Dès lors que l’on souhaite, pour les raisons qui ont été exposées, ne pas admettre le port d’un voile intégral dans l’espace social, c'est-à-dire dans les relations qui fondent notre pacte social, cette interdiction se doit d’être suffisamment large.
Cette interdiction est aussi le moyen d’adresser un signal fort aux jeunes filles victimes de la pression sociale qui s’exerce dans certains quartiers et qui pourront s’appuyer sur son principe même.
La notion d’espace public, qui détermine le champ d’application de l’interdiction, est définie par le paragraphe I de l’article 1er comme regroupant les voies publiques, les lieux ouverts au public et les lieux affectés à un service public.
L’étude d’impact précise que les lieux ouverts au public doivent être compris comme des lieux qui accueillent du public et qui recouvre les lieux « dont plusieurs personnes, étrangères les unes aux autres, ne peuvent revendiquer l’exclusivité de la fréquentation. » (23)
La notion de lieu ouvert au public est présente dans un grand nombre de lois.

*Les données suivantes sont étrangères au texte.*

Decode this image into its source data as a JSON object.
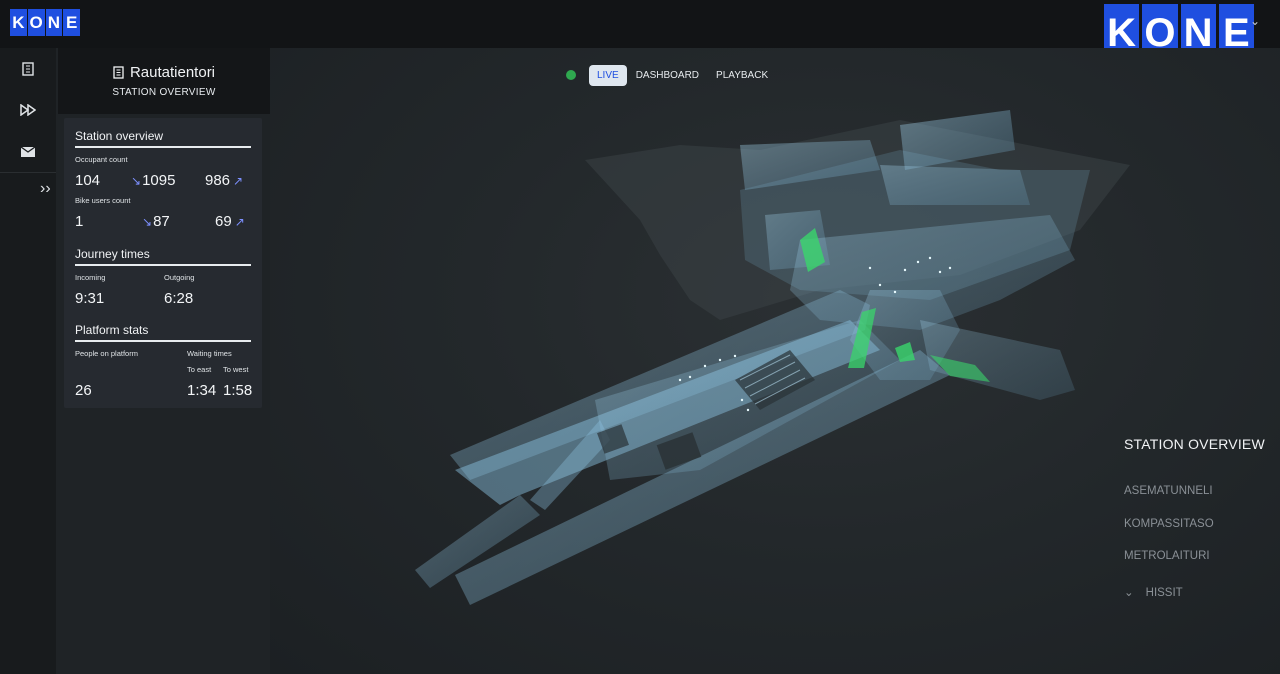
{
  "brand": {
    "logo_letters": [
      "K",
      "O",
      "N",
      "E"
    ]
  },
  "station": {
    "name": "Rautatientori",
    "subtitle": "STATION OVERVIEW"
  },
  "modes": {
    "live": "LIVE",
    "dashboard": "DASHBOARD",
    "playback": "PLAYBACK",
    "live_color": "#2fa84f"
  },
  "overview": {
    "title": "Station overview",
    "occupant_label": "Occupant count",
    "occupant_current": "104",
    "occupant_in": "1095",
    "occupant_out": "986",
    "bike_label": "Bike users count",
    "bike_current": "1",
    "bike_in": "87",
    "bike_out": "69"
  },
  "journey": {
    "title": "Journey times",
    "incoming_label": "Incoming",
    "incoming": "9:31",
    "outgoing_label": "Outgoing",
    "outgoing": "6:28"
  },
  "platform": {
    "title": "Platform stats",
    "people_label": "People on platform",
    "people": "26",
    "waiting_label": "Waiting times",
    "east_label": "To east",
    "east": "1:34",
    "west_label": "To west",
    "west": "1:58"
  },
  "levels": {
    "title": "STATION OVERVIEW",
    "items": [
      "ASEMATUNNELI",
      "KOMPASSITASO",
      "METROLAITURI",
      "HISSIT"
    ]
  },
  "colors": {
    "brand": "#1f4fe0",
    "accent_arrow": "#7d90ff",
    "model": "#8fc7e6",
    "highlight": "#3ad66b"
  }
}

L’occurrence la plus intéressante se trouve à l’article 10 la loi n° 95-73 du 21 janvier 1995 d’orientation et de programmation relative à la sécurité, dans la mesure où elle a trait à la vidéosurveillance, domaine qui n’est pas sans rapport avec la dissimulation du visage, ainsi que l’a rappelé le Conseil d’État (24). Cet article autorise la vidéosurveillance dans des « lieux et établissements ouverts au public ».
Or, la jurisprudence judiciaire a défini la notion de lieu ouvert au public comme un « lieu accessible à tous, sans autorisation spéciale de quiconque, que l’accès en soit permanent et inconditionnel ou subordonné à certaines conditions. » (25) Ainsi, le caractère public ou privé d’un lieu n’a pas de conséquence sur le fait qu’il puisse être, ou non, ouvert au public. Si l’on s’en tient à cette définition jurisprudentielle des lieux ouverts au public, l’interdiction s’appliquerait par exemple, ainsi que le prévoit l’étude d’impact, dans les parcs, les cafés, les transports collectifs et les commerces.

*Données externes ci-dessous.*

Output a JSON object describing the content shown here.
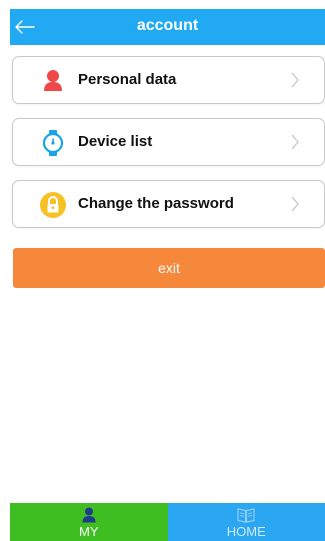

S’y ajoutent, les lieux affectés à un service public. Comme le souligne l’étude d’impact, sur le fondement de ce critère, l’interdiction serait valable dans les principaux services publics, qu’ils soient administratifs ou industriels et commerciaux, tels que « les mairies, les écoles, les hôpitaux ». Si l’on se fonde sur la jurisprudence administrative, elle le serait également dans un garage souterrain d’une gare ou d’un aéroport, dans les ports ou dans les palais de justice, par exemple.
2. Les exceptions au principe de l’interdiction
Il va de soi qu’une interdiction de porter une tenue destinée à dissimuler son visage dans l’espace public doit comporter quelques exceptions tenant compte des circonstances qui justifient que le visage soit dissimulé.
Ces exceptions sont au nombre de quatre mais elles fondent la possibilité de se dissimuler le visage uniquement avec une tenue adaptée à la teneur de l’exception.
a) Les tenues prescrites par la loi ou par le règlement
Certaines dispositions législatives et réglementaires prescrivent le port d’une tenue destinée à dissimuler le visage. L’exemple le plus connu est certainement celui du port du casque par les conducteurs et les passagers de deux roues, qui est imposé par l’article R. 431-1 du code de la route : « En circulation, tout conducteur ou passager d'une motocyclette, d'un tricycle à moteur, d'un quadricycle à moteur ou d'un cyclomoteur doit être coiffé d'un casque de type homologué. Ce casque doit être attaché. »
b) Les tenues autorisées pour protéger l’anonymat de l’intéressé
Dans certaines circonstances, la dissimulation du visage se justifie par la volonté de préserver l’anonymat de la personne.
Le cas qui est visé par cette exception est celui des témoins dans certains procès pénaux. Les articles 706-57 et suivant du code de procédure pénale prévoient ainsi que l’identité d’un témoin puisse ne pas apparaître dans le dossier de la procédure. Cependant, il peut également s’avérer nécessaire, pour sa protection, de l’autoriser à dissimuler son visage dans l’espace public en dépit d’une interdiction de principe.
c) Les tenues justifiées par des raisons médicales ou des motifs professionnels
La troisième catégorie d’exceptions regroupe les motifs d’ordre médical et professionnel.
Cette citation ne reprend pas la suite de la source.